Vice Adm. Michael Gilday promised the Senate Armed Services Committee that, if he were confirmed to serve as the next chief of naval operations, he would be transparent about ongoing challenges with the first-in-class USS
Gerald R. Ford (CVN-78) and ensure that other new programs like the Columbia-class ballistic missile submarine avoid the same pitfalls.
During Gilday’s confirmation hearing, SASC Chairman Sen. Jim Inhofe (R-Okla.) was critical the Ford-class program, telling Gilday that the carrier fleet has been forced to operate with one-too-few ships since USS
Enterprise’s (CVN-65) decommissioning in 2012 due to
Ford’s failures.
“The
Ford was awarded to a sole-source contractor” and asked to incorporate immature technologies with “next to no testing and (that) had never been integrated on a ship: a new radar, arresting gear, and the weapons elevators,” Inhofe said.

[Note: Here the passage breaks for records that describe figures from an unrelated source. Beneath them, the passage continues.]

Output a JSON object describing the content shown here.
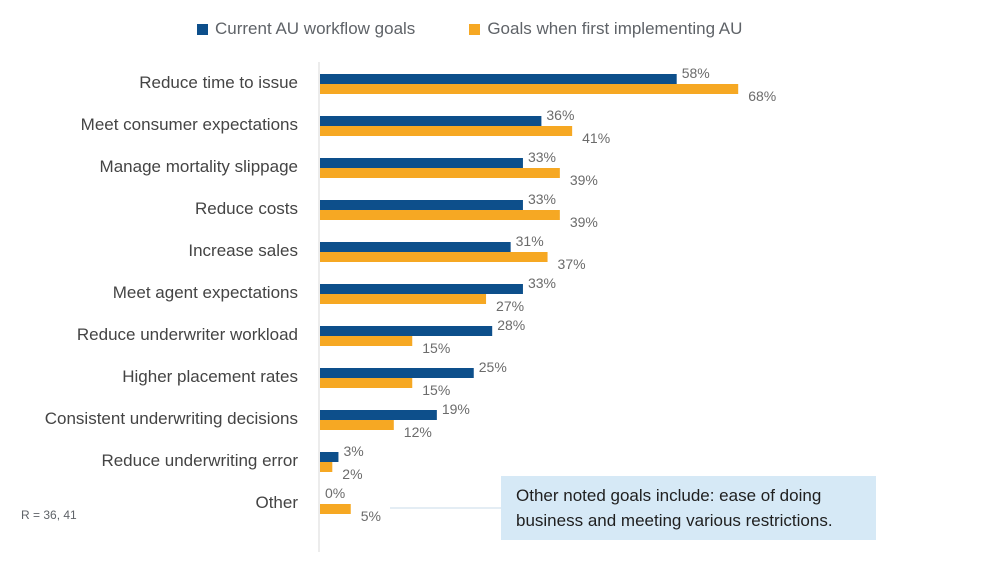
{
  "legend": {
    "series1": "Current AU workflow goals",
    "series2": "Goals when first implementing AU"
  },
  "colors": {
    "series1": "#0d4f8b",
    "series2": "#f6a823"
  },
  "note": "Other noted goals include:  ease of doing business and meeting various restrictions.",
  "sample_size": "R = 36, 41",
  "chart_data": {
    "type": "bar",
    "orientation": "horizontal",
    "categories": [
      "Reduce time to issue",
      "Meet consumer expectations",
      "Manage mortality slippage",
      "Reduce costs",
      "Increase sales",
      "Meet agent expectations",
      "Reduce underwriter workload",
      "Higher placement rates",
      "Consistent underwriting decisions",
      "Reduce underwriting error",
      "Other"
    ],
    "series": [
      {
        "name": "Current AU workflow goals",
        "values": [
          58,
          36,
          33,
          33,
          31,
          33,
          28,
          25,
          19,
          3,
          0
        ]
      },
      {
        "name": "Goals when first implementing AU",
        "values": [
          68,
          41,
          39,
          39,
          37,
          27,
          15,
          15,
          12,
          2,
          5
        ]
      }
    ],
    "data_labels": [
      [
        "58%",
        "36%",
        "33%",
        "33%",
        "31%",
        "33%",
        "28%",
        "25%",
        "19%",
        "3%",
        "0%"
      ],
      [
        "68%",
        "41%",
        "39%",
        "39%",
        "37%",
        "27%",
        "15%",
        "15%",
        "12%",
        "2%",
        "5%"
      ]
    ],
    "legend_position": "top"
  }
}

“The Navy entered into this contract in 2008, which, combined with other contracts, ballooned the cost of the ship to more than $13 billion without understanding the technical risk, the cost or the schedules. This ought to be criminal.”
Inhofe said
Ford is a “great ship” that is needed in the fleet, but he said a visit to the Newport News Shipbuilding yard left him feeling that “there was a level of arrogance that, it didn’t really make any difference that the elevators don’t work,” noting that only two of the 11 weapons elevators are currently installed and working.

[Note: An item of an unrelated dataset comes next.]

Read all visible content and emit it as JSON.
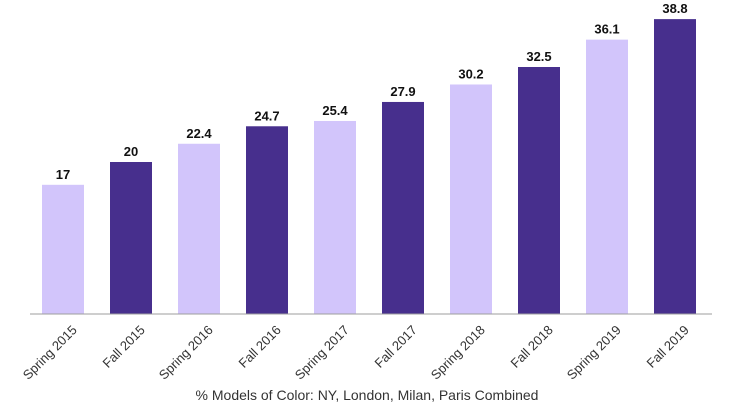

Despite a promise from Navy Secretary Richard V. Spencer in January that the elevators would be complete by the end of the ship’s post-shakedown availability at Newport News – which was set to end this month but has been pushed back to October –
, there has been insufficient progress on the elevators, Inhofe charged.
“At that time,
Ford was supposed to pull out from its maintenance period this month. The departure has since been delayed until October. Even with this delay, only two of the 11 elevators are going to be ready in October. Nine elevators will not be ready and likely will not be complete until 2020 or later. The secretary’s promise to the president eight months ago indicates either poor knowledge of the facts or poor judgment. This is the latest example of Navy leaders not being straightforward when it comes to their programs. That’s quite a charge, isn’t it?”
Inhofe asked Gilday to weigh in, since “this is going to be dumped in your lap.”

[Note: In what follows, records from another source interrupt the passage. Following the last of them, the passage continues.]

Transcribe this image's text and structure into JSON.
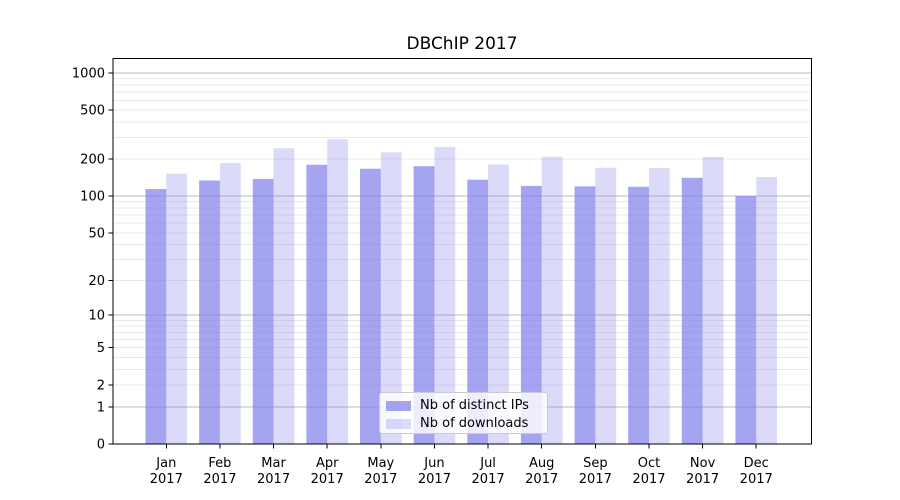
{
  "chart_data": {
    "type": "bar",
    "title": "DBChIP 2017",
    "categories": [
      "Jan",
      "Feb",
      "Mar",
      "Apr",
      "May",
      "Jun",
      "Jul",
      "Aug",
      "Sep",
      "Oct",
      "Nov",
      "Dec"
    ],
    "x_year_line": "2017",
    "series": [
      {
        "name": "Nb of distinct IPs",
        "values": [
          114,
          134,
          138,
          180,
          167,
          175,
          136,
          121,
          120,
          119,
          141,
          100
        ]
      },
      {
        "name": "Nb of downloads",
        "values": [
          152,
          186,
          245,
          290,
          227,
          251,
          181,
          209,
          170,
          169,
          208,
          143
        ]
      }
    ],
    "y_axis": {
      "scale": "log1p",
      "ticks": [
        0,
        1,
        2,
        5,
        10,
        20,
        50,
        100,
        200,
        500,
        1000
      ],
      "major_gridlines": [
        1,
        10,
        100,
        1000
      ],
      "ylim": [
        0,
        1300
      ]
    },
    "legend": {
      "location": "bottom-center"
    },
    "grid": true
  },
  "style": {
    "bar_base_color": "#7d7deb",
    "series_fill_opacity": [
      0.7,
      0.28
    ],
    "bar_color_rendered": [
      "#a4a4f1",
      "#dbdbf9"
    ],
    "major_grid_color": "#bbbbbb",
    "minor_grid_color": "#e9e9e9",
    "axis_color": "#000000",
    "background": "#ffffff"
  }
}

Gilday said “I share your concern” and said that, while as many as four elevators may be done by the end of
Ford’s PSA, “it’s still unacceptable. We need all 11 elevators working in order to give us the kind of redundancy and combat readiness that the American taxpayer has invested in this ship.”
“We’ve had 23 new technologies introduced on that ship, as you know. Of those, four were immature when we commissioned
Ford in 2017. We have seen progress in the launching system, the arresting gear and also with the dual-band radar. The reliability of those systems is trending in the right direction and actually where we want to be based on the last at-sea testing,” Gilday said.
“It’s the elevators, I think, that is the remaining hurdle to get over to get that ship at sea.”
Gilday vowed to be transparent with SASC on the program’s progress and that the Navy would take lessons learned from the Ford-class program and ensure that other first-in-class ships, including the ongoing Columbia-class SSBN, would not make the same mistakes in managing risk. For example, he said, the Navy did not do shore-based prototyping and testing on the elevators because they were deemed a low-risk new technology, whereas much more risk-reduction work was done on the radars, the arresting gear and the launching system due to them being considered higher risk.